Introduction – what is it about?

2010 Hungary. County of Borsod-Abaúj-Zemplén. One of the most disadvantaged regions. The Cserehát.
The poverty in Cserehát. Roma of Cserehát. The Roma-poverty in Cserehát. The poverty-stricken Roma.

This exhibition deals with the stratum forming the lower 5% of the society the members of which, generally, are not subjects of any sociological research.

This fact just deepens their isolation caused by their poverty.

What is it like? One who does not know the neediness could hardly imagine it.

We know the proverb everything looks alike in the dark. From afar each poor is the same.
Moreover from afar each Roma is the same. We would have liked to show just the very opposite, not generally speaking, not even in Hungary but in the Cserehát region only.
It is a generally agreed habit in Hungary to speak about the middle class or those who are aspiring to get into it and the so called sinking strata.
But a closer view shows that the poverty is also stratified.
We are going to introduce people who are not living in the Roma row but in the village. And from outside it can not be seen that their house is a “Roma one”. We are going to introduce those people who are still living in the village but in a poorer adobe house, and those who are living at the edge of the village in the so called CS - flat1.

Here the edited “course-of-life interviews” of the Roma people of Cserehát can be studied by the interested visitor.

What is not?

We would like to emphasize that the exhibited material is not about the Roma population of Hungary.
We are fully aware that the Roma of Budapest or those living in county of Baranya or in Zemplény are living their lives with completely different problems.
There are places where the situation is different from the one shown here, and there are others where it is the same.
We don not state that the Roma live in this way in Hungary, but there are people, Hungarian citizens who live in such circumstances also.

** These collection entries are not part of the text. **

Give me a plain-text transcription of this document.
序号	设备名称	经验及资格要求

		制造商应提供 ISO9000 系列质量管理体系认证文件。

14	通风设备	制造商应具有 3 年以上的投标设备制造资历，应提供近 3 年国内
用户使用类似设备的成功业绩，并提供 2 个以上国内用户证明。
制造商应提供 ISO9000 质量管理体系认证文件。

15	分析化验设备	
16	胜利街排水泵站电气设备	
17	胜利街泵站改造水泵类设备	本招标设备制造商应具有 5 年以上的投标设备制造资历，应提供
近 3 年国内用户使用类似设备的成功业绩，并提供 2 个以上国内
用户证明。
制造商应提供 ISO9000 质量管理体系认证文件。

How was this material made?

The material which can be seen here was made by an unusual way that is irregular in Hungary. We were eager to know the everyday life of the poverty in the Cserehát. We made in-depth interviews with about 30 people in the Cserehát. The tapes were typed and edited sometimes abridged. Besides the above mentioned facts there were no other scientific- or interpretative methods used. We did it intentionally because we would have liked to present a material to the reading and visiting public in order to let them form their own judgement.


1 The CS flat is the abbreviation for an inferior flat. They were built in the seventies-eighties nationwide in Hungary. They were generally a one room, no-conveniences houses usually with a small garden. In those days those people who had the opportunity to move in from the hovels found themselves in better circumstances. These CS houses – in most cases in the Cserehát - were built at the edge of the village. Nowadays some of these CS flats are in disrepair, and there are others renovated and fitted with more modern conveniences.